As I understand the story, the F-15s were supersonic prior to reaching Seattle (over Olympia), not over Seattle.
Today, I was out to lunch at a restaurant near my place of work in downtown Seattle. The restaurant is on the Seattle bay waterfront and I was eating by myself. Suddenly everyone in the restaurant hears a very load BOOM. It was strong enough to feel.
As the F15 would have been flying on a north south bearing and as supersonic booms always trail the aircraft I think we can assume that the F15s flew past down town Seattle supersonically and most likely at altitudes > 20,000 ft. (The aircraft weren't really observed making the pass overhead)
Although F15s are very capable I have not really heard of a F15 exceeding Mach 1.5 and very rarely exceeding Mach 1.3 operationally. With external tanks and weapons supersonic flight would most likely have occurred at altitude i.e greater than 20,000 feet. The time differences going supersonic over a range of 150-200 miles at altitude to a low level subsonic flight plan would have been pretty negligible, after taking into account climb to height times and greater acceleration and deceleration times to eventually match the very slow level level target, i.e drop back down to a couple of thousand feet and 120 mph, which the F15s might have had to escort (the F15s would have had great difficulty maintaining the same speed as the float plane).
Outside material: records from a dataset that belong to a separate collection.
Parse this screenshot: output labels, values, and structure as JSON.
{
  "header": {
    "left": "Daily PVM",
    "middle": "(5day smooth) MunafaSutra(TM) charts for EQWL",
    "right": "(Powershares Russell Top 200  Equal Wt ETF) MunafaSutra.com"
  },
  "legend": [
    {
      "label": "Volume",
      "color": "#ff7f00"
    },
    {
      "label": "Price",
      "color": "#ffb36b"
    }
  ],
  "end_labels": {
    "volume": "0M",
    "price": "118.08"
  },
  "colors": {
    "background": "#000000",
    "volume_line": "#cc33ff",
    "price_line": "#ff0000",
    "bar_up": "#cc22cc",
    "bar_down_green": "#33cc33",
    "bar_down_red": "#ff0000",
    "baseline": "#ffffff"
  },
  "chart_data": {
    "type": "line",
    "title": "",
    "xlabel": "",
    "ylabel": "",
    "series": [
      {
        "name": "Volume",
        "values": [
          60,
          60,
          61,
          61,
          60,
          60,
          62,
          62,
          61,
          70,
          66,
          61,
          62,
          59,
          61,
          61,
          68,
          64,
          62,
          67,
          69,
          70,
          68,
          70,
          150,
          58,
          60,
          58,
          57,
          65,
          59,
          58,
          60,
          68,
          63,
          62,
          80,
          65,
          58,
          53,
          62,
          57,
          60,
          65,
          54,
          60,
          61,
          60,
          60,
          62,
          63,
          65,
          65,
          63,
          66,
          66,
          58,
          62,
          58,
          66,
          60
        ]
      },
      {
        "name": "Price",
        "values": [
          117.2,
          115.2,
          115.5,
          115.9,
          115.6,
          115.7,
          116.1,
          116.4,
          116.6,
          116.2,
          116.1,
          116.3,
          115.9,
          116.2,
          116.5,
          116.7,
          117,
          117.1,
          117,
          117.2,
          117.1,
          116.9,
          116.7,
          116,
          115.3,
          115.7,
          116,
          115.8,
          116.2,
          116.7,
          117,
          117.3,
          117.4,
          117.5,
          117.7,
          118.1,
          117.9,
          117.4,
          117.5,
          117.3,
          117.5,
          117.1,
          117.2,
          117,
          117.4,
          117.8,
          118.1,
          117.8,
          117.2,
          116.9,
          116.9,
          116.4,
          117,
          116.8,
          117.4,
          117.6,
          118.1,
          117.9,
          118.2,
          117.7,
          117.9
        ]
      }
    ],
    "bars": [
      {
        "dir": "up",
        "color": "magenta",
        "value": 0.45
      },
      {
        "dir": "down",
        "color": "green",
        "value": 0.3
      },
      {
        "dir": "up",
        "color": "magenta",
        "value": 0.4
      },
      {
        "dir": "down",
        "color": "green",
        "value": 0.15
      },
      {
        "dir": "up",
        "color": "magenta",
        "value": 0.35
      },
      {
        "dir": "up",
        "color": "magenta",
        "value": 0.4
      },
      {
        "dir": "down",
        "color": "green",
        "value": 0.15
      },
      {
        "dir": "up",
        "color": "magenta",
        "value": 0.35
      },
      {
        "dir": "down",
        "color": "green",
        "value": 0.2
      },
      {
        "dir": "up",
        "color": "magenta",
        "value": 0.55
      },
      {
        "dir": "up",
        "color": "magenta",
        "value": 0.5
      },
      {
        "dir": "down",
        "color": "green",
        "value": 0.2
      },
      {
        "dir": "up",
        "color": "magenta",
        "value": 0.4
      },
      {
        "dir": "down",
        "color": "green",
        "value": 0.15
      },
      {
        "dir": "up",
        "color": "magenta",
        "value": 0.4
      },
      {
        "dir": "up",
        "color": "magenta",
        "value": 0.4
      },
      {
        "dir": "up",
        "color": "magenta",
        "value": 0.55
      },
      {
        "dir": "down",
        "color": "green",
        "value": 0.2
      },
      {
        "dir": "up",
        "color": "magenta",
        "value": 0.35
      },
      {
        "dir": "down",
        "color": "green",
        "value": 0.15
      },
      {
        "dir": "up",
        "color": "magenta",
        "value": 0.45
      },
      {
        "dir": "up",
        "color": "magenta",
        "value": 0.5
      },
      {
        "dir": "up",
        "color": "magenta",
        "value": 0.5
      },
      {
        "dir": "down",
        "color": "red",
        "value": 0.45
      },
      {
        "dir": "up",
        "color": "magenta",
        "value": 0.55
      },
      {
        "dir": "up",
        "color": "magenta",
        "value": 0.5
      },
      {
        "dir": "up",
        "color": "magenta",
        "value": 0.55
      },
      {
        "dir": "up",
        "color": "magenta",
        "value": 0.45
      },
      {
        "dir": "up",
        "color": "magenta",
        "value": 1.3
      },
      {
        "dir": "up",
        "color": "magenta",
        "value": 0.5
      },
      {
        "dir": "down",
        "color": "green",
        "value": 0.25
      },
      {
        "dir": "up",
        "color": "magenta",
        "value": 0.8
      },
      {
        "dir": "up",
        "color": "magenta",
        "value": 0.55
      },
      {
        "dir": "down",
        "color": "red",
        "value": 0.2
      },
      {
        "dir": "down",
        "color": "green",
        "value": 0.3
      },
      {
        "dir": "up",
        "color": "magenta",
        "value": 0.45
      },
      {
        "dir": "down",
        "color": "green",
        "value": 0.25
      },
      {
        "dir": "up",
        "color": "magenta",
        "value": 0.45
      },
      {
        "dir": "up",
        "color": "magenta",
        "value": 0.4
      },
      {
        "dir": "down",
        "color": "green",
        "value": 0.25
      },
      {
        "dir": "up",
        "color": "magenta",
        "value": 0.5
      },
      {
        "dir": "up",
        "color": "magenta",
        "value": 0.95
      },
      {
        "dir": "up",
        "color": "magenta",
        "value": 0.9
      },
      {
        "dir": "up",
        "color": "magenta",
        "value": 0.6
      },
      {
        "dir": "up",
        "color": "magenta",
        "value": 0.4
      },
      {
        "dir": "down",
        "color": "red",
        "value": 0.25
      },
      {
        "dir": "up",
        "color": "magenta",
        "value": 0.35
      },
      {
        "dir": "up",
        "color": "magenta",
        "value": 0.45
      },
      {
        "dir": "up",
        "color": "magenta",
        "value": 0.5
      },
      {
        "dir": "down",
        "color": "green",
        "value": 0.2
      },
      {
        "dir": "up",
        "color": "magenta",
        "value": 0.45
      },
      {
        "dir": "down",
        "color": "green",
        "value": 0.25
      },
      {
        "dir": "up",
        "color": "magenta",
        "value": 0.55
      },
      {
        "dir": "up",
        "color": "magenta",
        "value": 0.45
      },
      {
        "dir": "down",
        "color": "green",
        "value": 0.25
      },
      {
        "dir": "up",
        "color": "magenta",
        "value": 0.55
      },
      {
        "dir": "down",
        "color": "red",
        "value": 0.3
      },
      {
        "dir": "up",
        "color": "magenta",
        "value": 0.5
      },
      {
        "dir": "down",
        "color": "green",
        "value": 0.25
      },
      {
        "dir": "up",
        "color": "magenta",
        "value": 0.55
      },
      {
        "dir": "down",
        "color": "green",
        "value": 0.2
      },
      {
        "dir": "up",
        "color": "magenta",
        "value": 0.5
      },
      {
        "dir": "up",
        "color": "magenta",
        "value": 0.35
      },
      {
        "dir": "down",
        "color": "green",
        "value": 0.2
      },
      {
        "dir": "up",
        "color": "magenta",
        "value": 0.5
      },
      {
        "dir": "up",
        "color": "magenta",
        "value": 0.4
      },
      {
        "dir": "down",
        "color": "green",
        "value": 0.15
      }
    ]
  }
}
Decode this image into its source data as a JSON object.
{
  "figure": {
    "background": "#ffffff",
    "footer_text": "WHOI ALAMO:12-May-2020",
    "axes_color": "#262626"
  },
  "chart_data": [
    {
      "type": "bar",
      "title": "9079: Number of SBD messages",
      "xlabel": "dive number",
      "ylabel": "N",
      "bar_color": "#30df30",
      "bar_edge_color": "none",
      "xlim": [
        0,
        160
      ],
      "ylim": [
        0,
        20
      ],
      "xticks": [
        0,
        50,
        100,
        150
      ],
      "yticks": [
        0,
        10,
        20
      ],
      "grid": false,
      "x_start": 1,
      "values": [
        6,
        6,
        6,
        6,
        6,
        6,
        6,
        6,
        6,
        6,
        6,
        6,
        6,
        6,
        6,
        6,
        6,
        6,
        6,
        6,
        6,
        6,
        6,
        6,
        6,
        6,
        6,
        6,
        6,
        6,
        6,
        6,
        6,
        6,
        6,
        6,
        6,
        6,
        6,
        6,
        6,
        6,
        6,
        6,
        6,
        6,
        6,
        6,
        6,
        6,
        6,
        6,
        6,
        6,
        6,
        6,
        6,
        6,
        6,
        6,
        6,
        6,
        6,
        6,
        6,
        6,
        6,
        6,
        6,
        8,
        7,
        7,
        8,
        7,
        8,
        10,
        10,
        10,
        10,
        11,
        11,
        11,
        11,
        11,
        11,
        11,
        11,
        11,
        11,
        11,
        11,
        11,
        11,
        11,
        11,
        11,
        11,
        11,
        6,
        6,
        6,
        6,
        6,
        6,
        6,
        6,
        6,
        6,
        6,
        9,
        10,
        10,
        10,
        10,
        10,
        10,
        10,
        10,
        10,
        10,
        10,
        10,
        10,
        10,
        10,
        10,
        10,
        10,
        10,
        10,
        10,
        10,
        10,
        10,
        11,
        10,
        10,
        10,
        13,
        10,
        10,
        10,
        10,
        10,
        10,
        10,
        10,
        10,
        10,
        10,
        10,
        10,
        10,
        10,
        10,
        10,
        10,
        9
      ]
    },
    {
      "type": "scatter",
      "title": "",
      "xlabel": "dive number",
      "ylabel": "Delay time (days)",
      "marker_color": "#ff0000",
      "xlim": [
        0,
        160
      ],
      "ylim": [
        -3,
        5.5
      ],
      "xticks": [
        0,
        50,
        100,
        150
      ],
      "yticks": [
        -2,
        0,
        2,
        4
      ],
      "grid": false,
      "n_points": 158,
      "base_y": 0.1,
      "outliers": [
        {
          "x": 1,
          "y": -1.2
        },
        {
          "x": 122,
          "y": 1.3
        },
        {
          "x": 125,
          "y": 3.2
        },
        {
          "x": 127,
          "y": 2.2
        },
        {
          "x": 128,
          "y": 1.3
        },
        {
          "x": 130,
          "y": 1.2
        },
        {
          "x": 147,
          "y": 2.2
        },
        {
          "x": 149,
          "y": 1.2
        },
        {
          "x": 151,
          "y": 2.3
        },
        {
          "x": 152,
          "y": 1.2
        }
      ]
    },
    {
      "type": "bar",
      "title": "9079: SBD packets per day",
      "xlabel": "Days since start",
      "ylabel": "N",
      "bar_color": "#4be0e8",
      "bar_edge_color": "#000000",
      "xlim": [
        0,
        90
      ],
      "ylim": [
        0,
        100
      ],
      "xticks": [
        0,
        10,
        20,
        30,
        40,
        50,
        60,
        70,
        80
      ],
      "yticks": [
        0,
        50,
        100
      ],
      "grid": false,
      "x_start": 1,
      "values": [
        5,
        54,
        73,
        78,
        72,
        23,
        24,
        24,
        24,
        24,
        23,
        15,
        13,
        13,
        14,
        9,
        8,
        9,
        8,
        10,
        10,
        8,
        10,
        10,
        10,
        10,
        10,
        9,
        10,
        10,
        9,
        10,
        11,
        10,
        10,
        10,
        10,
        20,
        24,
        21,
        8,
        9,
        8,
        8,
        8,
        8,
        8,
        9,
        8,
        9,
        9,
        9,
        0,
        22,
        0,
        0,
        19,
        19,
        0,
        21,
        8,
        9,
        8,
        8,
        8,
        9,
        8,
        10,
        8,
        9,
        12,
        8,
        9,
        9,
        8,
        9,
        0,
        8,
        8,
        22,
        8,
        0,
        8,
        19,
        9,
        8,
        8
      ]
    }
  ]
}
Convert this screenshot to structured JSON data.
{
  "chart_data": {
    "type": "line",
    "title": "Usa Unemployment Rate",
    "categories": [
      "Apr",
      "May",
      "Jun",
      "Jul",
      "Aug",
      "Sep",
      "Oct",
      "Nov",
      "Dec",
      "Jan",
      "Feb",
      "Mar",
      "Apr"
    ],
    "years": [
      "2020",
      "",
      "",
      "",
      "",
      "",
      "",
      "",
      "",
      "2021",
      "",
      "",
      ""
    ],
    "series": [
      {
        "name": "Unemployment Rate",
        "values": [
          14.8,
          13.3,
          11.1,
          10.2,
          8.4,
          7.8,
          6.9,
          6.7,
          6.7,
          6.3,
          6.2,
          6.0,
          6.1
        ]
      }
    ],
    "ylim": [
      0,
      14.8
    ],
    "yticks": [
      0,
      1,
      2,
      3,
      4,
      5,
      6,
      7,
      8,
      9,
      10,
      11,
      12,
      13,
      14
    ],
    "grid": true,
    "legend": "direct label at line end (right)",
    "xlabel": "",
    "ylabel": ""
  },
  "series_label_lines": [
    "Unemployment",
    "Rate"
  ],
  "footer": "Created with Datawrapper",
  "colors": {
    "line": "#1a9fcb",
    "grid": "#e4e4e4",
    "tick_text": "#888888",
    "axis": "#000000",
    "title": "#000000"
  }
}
As I recall, the aircraft in question was a nonissue by the time the F-15s arrived anyway.
Again this make the supersonic flight over Seattle even more of a mystery. Even the F15s airborne RADAR probably wouldn't have been picked up the float plane until the F15 was within about 35-40 miles radius, by which time the float plane had apparently already landed or would have left the exclusion zone to make his landing approach.
Anyway getting back to the point of the thread, I would have personally been a little more concerned than other folks have stated hearing the sonic boom knowing that the PONUS was in town. Supersonic overland jet fighters usually mean a serious immediate war threat i.e. something like a Tu140 barrelling along somewhere nearby.